Tactical considerations

Until the empty seat can be filled, Kennedy's death officially leaves the Democratic caucus with 59 votes in the Senate, one short of the 60 usually needed to end debate on a measure and move to final consideration. But with the senator absent from the chamber for most of the time since his cancer diagnosis -- and with Sen. Robert Byrd (D, W.Va.) also ailing -- Democratic leaders might not have been able to count on having those votes for health care in the first place.

Talk about the Democratic strategy in the days leading up to Kennedy's death and immediately afterward increasingly gravitated toward whether leaders will attempt to use a parliamentary procedure called reconciliation to force a reform bill through the upper chamber with only 51 votes instead of the usual 60. Party leaders said they have reserved that option if bipartisan negotiations break down, but some Senate Republicans have vowed aggressively to fight such a move.

More cracks were starting to form in relations between Democratic and Republican health reform negotiators in recent days. Enzi and other HELP Committee Republicans, for instance, on July 30 said they were growing impatient in their wait for a copy of the committee-approved version of the Affordable Health Choices Act.

Some shared Hatch's contention that such a breakdown might not be occurring if Kennedy were still around to lead the talks.

"In many ways the senator is irreplaceable," said Jay Himmelstein, MD, a professor of family and community medicine at the University of Massachusetts who served as a fellow on the Senate HELP Committee in the early 1990s. He said Kennedy was able to negotiate effectively because he understood the impact the legislation would have.

At least one former Kennedy staffer worried that President Obama and congressional Democrats would compromise too much in the pursuit of a bipartisan bill.

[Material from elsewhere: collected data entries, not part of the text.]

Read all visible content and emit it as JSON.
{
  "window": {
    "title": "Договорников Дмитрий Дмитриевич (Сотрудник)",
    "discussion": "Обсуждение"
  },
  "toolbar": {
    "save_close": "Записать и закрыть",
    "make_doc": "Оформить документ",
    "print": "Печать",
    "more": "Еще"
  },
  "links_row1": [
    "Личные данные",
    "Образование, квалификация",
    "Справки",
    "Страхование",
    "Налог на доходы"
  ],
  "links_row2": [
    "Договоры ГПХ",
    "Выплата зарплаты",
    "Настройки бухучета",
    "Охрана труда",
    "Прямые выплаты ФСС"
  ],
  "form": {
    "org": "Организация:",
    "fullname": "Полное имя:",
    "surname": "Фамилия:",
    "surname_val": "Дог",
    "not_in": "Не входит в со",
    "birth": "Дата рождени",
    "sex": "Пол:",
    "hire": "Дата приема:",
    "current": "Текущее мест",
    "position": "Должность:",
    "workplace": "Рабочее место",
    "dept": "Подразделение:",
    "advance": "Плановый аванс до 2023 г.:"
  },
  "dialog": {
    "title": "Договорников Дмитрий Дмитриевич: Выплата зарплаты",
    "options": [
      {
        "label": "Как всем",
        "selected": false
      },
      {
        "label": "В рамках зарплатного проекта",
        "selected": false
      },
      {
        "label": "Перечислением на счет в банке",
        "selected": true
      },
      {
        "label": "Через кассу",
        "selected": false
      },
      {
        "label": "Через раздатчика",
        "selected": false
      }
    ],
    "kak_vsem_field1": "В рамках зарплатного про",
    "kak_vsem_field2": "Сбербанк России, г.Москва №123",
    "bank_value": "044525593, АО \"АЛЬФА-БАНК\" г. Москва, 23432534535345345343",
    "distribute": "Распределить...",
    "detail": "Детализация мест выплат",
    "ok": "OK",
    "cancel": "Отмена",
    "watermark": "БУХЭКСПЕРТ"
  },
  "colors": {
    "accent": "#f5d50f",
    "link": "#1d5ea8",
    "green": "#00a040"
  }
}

"The Congress will pass something called health reform. Whether it's meaningful or not is something else entirely," said Philip Caper, MD, who served in the early 1970s on a health subcommittee on which Kennedy served as chair.

He noted that Congress is having some of the same fights it had in the 1970s when the debate first began. "We're still arguing about whether health care should be a right in the U.S. That's the fundamental question that hasn't been answered."